Frustrated and Fragmented
But she'd found that, since the arrival of Aaron, now 20 months, her life no longer ran smoothly. She felt exhausted, frustrated and fragmented.
She is typical of the women with children under 5 who have found their way to Babies and Briefcases, a support group for the career woman/mother under the auspices of the Early Childhood Center of the Thalians Mental Health Center at Cedars-Sinai.
"The common theme is guilt," said Phyllis Rothman, the program coordinator, who as a clinical social worker has been involved for a decade in early childhood education. "Our society hasn't adjusted to the fact that so many women work."
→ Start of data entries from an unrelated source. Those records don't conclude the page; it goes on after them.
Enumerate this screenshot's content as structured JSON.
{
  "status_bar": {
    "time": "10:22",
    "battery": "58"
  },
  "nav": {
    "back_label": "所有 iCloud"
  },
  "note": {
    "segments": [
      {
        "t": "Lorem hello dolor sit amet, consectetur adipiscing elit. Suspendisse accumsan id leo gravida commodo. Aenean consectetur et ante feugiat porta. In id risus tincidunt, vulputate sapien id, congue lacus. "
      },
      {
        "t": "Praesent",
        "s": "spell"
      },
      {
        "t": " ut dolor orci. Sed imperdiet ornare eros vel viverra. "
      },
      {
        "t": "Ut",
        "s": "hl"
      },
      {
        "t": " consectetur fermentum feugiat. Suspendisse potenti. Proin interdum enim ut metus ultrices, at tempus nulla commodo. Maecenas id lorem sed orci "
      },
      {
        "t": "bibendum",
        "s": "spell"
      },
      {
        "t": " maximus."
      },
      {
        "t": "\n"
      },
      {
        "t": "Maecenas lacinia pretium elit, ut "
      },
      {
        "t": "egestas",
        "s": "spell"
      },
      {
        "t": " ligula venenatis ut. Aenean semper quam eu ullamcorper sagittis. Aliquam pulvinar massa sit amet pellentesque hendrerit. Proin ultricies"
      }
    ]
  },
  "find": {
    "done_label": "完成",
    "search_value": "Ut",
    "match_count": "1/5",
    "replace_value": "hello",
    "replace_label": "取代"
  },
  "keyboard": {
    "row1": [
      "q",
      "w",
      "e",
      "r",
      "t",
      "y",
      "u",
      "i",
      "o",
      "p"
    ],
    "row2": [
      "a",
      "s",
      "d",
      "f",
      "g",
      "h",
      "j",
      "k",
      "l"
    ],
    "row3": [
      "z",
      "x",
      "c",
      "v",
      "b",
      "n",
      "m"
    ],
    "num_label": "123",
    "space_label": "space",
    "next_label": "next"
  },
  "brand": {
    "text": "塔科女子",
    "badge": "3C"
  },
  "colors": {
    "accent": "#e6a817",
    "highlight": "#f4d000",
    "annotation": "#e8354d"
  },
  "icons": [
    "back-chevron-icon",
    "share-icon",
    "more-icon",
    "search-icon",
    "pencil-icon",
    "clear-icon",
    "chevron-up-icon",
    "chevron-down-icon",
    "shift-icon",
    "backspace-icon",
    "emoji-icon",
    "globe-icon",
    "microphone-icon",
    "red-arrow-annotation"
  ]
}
Indeed, 1985 statistics from the Census Bureau show that 25.7 million children under 18 live with married parents who are both in the labor force--either working or looking for jobs. Combined statistics from the bureau and the Department of Labor point to record numbers of mothers of preschoolers--more than 50%--working outside the home.
A Range of Problems
Nitty-gritty problems of professional women who are also parents--dilemmas ranging from finding good child care to scheduling a service call for a major appliance disaster--have for the major part not been addressed.
Babies and Briefcases doesn't promise answers. What it does promise is that these women will find other women who are desperately trying to juggle babies and careers, husbands and homes and feel their acts are falling apart.
Isolation is a major factor for these working mothers, Rothman points out--we don't live in a time or place where neighbors exchange chitchat about their kids over the backyard fence. Frequently, groups for mothers and children meet during work hours. And, in the workplace, childless colleagues don't offer empathy.
Typically, Rothman said, women calling to inquire about Babies and Briefcases ask, "This isn't a group that's going to talk about toys, is it?" They are not interested in discussing the latest model backpack; rather, they're looking for other women with whom to share what they feel.
The group starts with the basic premise that most professional women are able to manage the nuts and bolts of their dual roles. This is not, the literature points out, about "how to cook 30-minute gourmet meals while simultaneously doing the laundry, reading Business Week and bouncing baby."
On a recent evening, five "alumnae" of Babies and Briefcases, women who had started the 10-week, 20-hour program together in October, 1985 met at the Sherman Oaks home of Mary Talley-Garcia to share a pizza. These once-a-month gatherings are a ritual that have kept the group close.
Those present included Holly Weisbuch, Talley-Garcia, 36, mother of Alex, 22 months; Kathleen Burke, 40, mother of Rebecca, 5, and Nora, 22 months; Arlene Singer-Gross, 40, mother of Taylor, 23 months; Shirah Vollmer, 24, mother of Deenah, 14 months. Their stories, together, are a composite of the tugs and pulls experienced by career women/mothers.
"It was like a shock to my whole way of life," said Singer-Gross, a studio teacher for Embassy TV, of the arrival of Taylor. "I had no idea what was involved."
For her, there was a second adjustment; Taylor is an adopted child and "I didn't have nine months to think about this baby." Her husband, Bradley Gross, an assistant director, was not working at the time, and was for a while the principal child care provider; later, they hired a housekeeper.
But Singer-Gross hadn't counted on the emotional tug and pull of this baby. "I was going crazy," she said. "I had such guilt I wasn't functioning. Sometimes I would sneak out of the house in the morning" to avoid saying goodby to the baby.
'Wasn't Just the Guilt'
"Babies and Briefcases really saved me," she said. "I found other women feeling exactly the way I felt. It wasn't just the guilt. But to know I could sit next to someone having a conflict with her husband over who was going to feed the baby, who was more tired . . . ."
Shirah Vollmer, who took time off during the fourth year of medical school at UCLA to have Deenah, now 14 months old, spoke of how carefully she and her husband, who works with computers, had planned this event, just as she had planned her career--"I thought it was the ideal time" because to postpone it would have meant waiting five years, until she had finished her residency in psychiatry.
Very quickly, she learned that a child can't be programmed.